If no one is injured and the vehicle can be driven, the Steer It, Clear It Law requires motorists involved in crashes to move their vehicles to a safe location away from traffic. The vehicles should be moved to a location, such as a highway shoulder, a side road, an on or off ramp, a parking lot or a crash investigation site, where they will obstruct traffic as little as possible. Once the vehicle is at a safe location, drivers can contact law enforcement and exchange information. The Steer it, Clear It Law also grants immunity from civil damages to any person who removes a crashed vehicle from traffic as well as debris in the roadway or other obstruction.

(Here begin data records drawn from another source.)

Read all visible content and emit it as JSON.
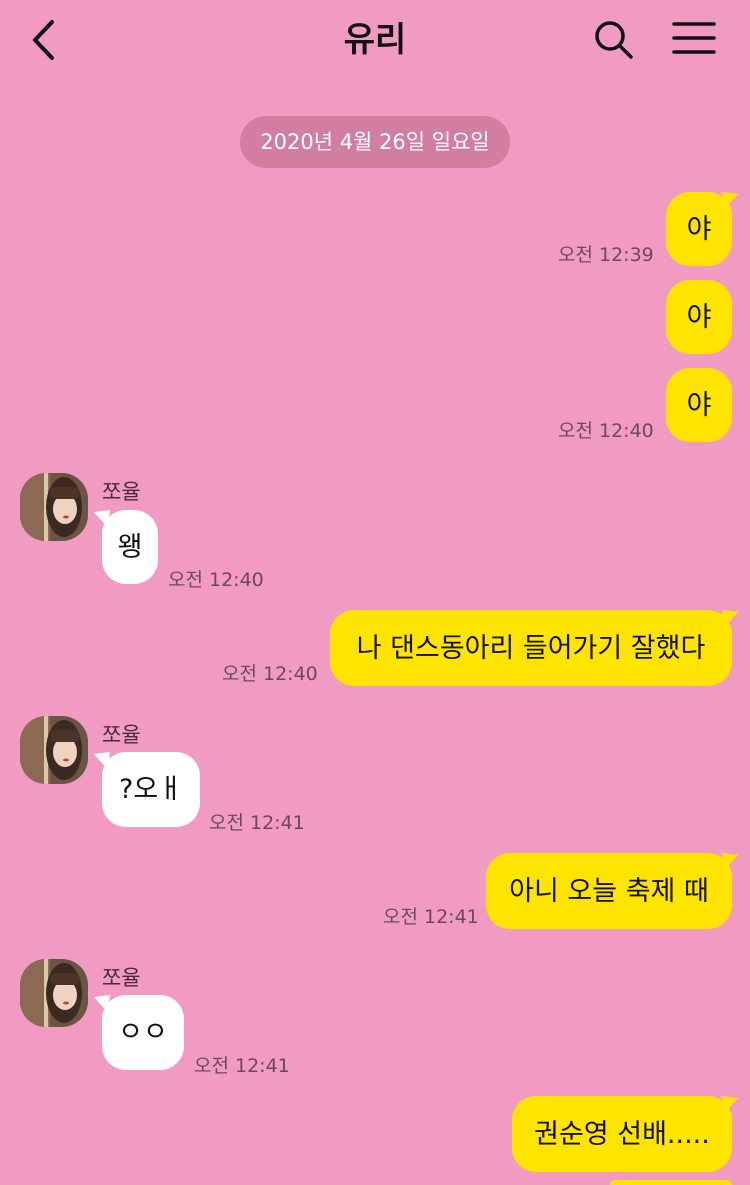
{
  "header": {
    "title": "유리",
    "icons": {
      "back": "back-chevron-icon",
      "search": "search-icon",
      "menu": "menu-icon"
    }
  },
  "chat": {
    "date": "2020년 4월 26일 일요일",
    "messages": [
      {
        "sender": "me",
        "text": "야",
        "time": "오전 12:39"
      },
      {
        "sender": "me",
        "text": "야",
        "time": ""
      },
      {
        "sender": "me",
        "text": "야",
        "time": "오전 12:40"
      },
      {
        "sender": "them",
        "name": "쪼율",
        "text": "왱",
        "time": "오전 12:40"
      },
      {
        "sender": "me",
        "text": "나 댄스동아리 들어가기 잘했다",
        "time": "오전 12:40"
      },
      {
        "sender": "them",
        "name": "쪼율",
        "text": "?오ㅐ",
        "time": "오전 12:41"
      },
      {
        "sender": "me",
        "text": "아니 오늘 축제 때",
        "time": "오전 12:41"
      },
      {
        "sender": "them",
        "name": "쪼율",
        "text": "ㅇㅇ",
        "time": "오전 12:41"
      },
      {
        "sender": "me",
        "text": "권순영 선배.....",
        "time": ""
      }
    ]
  },
  "colors": {
    "background": "#f29bc2",
    "my_bubble": "#ffe400",
    "their_bubble": "#ffffff",
    "date_pill": "#d27f9f"
  }
}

“Vehicles involved in crashes that are left in the roadway contribute to traffic back-ups that may cause additional crashes,” says Fish. “Moving the vehicles away from traffic also helps law enforcement officers and other responders to quickly remove disabled vehicles and clear the crash scene so that normal traffic can resume.”

The State Patrol offers the following advice for motorists involved in a crash:

  • If your vehicle is disabled, do not risk injury by trying to push it out of traffic by yourself.
  • If your vehicle cannot be moved, stay inside with your seat belt fastened for protection until responders arrive.
  • To help prevent additional crashes, warn oncoming traffic of the crash by turning on your hazard lights or raising the hood of the vehicle.